そのディズムの放送を、ゲスとララルは大統領執務室で見ていた。
「ディズムめ、我が国の放送網をピュトンの工場から盗み出した電波発信機で強制占拠したな。図に乗りおって!」
ゲスは悔しげに椅子の肘掛けを握りしめた。ララルはそれを冷ややかに見ていたが、
「あの男が月を滅ぼすつもりがないと言っていることを信じますか?」
と尋ねた。ゲスはララルを見上げて、
「いや。あいつのことだ。コペルニクスクレータは潰すつもりでいよう」
「なるほど」
ララルはゲスの正面に立った。ゲスは眉をひそめて、
「何だ、ララル?」
ララルはフッと笑い、
「一つだけディズムに月を攻撃させない方法があります」
「ほォ。それはどんな方法だ?」
ゲスは尋ねた。するとララルはサッと銃をゲスに向け、
「こういう方法です」
と言い、ゲスの眉間を撃ち抜いた。ゲスは椅子からずり落ちた。血が床に広がり、ゲスの服にしみ込んで行った。
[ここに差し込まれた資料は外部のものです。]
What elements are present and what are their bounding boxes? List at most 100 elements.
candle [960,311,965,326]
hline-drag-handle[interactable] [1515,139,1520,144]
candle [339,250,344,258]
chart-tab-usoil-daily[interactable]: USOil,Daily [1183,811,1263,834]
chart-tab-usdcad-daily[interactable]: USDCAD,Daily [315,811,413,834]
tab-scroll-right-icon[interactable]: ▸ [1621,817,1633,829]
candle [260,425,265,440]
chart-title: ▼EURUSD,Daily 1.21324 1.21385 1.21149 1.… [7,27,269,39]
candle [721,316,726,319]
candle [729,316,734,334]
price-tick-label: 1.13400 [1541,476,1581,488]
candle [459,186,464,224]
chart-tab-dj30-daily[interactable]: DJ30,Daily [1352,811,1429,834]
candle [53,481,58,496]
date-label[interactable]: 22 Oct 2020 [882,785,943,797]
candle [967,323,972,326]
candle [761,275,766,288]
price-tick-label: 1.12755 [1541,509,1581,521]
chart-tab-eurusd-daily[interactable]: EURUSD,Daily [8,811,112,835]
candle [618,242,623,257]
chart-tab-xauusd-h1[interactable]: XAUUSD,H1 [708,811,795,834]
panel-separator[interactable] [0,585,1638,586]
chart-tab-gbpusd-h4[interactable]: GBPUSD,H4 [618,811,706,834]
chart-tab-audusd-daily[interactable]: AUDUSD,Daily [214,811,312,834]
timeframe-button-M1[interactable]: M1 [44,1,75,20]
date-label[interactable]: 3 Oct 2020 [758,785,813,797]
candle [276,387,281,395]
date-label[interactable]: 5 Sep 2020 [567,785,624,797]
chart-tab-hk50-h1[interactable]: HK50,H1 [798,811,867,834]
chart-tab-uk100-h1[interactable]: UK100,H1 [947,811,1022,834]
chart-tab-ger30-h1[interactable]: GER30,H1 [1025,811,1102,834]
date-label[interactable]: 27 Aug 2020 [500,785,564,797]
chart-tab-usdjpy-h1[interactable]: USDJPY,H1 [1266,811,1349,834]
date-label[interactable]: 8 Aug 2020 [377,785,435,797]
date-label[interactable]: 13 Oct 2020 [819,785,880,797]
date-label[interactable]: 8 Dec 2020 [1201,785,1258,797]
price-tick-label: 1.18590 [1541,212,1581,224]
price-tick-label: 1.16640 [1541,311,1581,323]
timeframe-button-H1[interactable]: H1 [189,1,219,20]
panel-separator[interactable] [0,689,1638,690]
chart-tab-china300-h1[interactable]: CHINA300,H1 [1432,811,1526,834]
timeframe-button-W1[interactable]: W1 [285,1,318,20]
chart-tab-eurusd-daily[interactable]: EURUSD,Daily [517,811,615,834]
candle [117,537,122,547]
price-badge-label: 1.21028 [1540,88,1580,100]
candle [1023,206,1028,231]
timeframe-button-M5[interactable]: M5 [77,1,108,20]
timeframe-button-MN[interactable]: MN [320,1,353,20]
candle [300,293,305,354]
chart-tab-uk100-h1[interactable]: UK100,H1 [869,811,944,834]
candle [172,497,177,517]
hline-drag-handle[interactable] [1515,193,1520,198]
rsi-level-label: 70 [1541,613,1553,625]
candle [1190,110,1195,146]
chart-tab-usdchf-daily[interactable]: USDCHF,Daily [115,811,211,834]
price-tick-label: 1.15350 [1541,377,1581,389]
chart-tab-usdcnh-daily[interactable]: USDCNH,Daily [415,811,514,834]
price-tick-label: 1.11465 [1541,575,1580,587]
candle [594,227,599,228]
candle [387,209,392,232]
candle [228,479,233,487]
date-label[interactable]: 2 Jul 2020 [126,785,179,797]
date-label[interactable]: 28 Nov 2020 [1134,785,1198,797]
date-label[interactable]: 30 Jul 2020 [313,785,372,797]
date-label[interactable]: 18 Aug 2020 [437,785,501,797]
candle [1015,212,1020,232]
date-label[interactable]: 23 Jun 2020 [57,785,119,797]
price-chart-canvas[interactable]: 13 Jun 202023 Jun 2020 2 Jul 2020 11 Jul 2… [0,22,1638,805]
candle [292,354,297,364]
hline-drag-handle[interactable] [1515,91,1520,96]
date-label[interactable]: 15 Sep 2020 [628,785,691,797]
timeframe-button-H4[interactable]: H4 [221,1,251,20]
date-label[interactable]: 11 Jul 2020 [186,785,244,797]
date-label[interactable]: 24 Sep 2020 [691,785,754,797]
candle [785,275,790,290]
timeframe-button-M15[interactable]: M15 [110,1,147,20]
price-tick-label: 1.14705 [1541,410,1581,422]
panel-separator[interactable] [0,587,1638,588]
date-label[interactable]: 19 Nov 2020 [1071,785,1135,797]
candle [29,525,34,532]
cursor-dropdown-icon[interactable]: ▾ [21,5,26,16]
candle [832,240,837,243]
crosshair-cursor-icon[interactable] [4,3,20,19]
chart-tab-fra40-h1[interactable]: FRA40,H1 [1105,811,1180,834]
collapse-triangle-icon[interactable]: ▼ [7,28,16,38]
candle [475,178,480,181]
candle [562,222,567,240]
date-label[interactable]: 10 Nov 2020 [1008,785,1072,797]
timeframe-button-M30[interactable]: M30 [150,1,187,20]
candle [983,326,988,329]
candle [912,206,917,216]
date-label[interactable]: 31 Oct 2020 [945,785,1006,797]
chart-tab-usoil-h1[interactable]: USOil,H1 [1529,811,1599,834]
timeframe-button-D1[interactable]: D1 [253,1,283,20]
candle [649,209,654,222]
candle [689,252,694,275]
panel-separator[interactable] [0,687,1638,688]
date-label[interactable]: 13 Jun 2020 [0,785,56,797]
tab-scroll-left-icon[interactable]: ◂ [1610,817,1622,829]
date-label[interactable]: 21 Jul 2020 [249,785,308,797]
「貴方はあまりにも了見の狭い人間だったのだ、ゲス。あのカシェリーナという娘が言っていたように、地球に住んでいるとか、月に住んでいるとかの次元の話ではないのだ。それがわからん貴方には、死んでもらうより他に仕方がない」
ララルはゲスの死体に向かって言った。
「力で人をねじ伏せてのし上がった者は、自分もそうされる運命なのだということを忘れていたな、貴方は」
ララルはゲスの死体を蹴って、仰向けにした。
「あんたの首を手土産にして、ディズムのところに行けば、停戦協定も締結しやすいというものだ」
とララルは呟いた。
ディズムは早速月連邦軍から連絡が入ったことを知らされ、ニヤリとした。
「なるほど、イリアンド・ララルと言う男がな」
ディズムはララルから送られて来たメールに書かれた文に目を通した。それには、
「停戦協定案
月は地球に降伏し、今後一切地球に対し軍事力を行使しない。
月は地球の両極にある中立領を地球領と認める。
月は今後ネオモントのごとき軍事用の衛星を製造しない。
月は地球軍の捕虜を全て地球に還す。
月は軍事力の増強はしない。」
とあった。ディズムは、傍らにいたジョリアスに、
「月に連絡だ。追加として一点。『月は軍事力を全て放棄し、今後これを保有しない』だ。これを呑まなければ、コペルニクスクレータは、文字通りクレータとなる」
と言った。ジョリアスはその言葉に、
「はっ!」
と敬礼し、議長室を出て行った。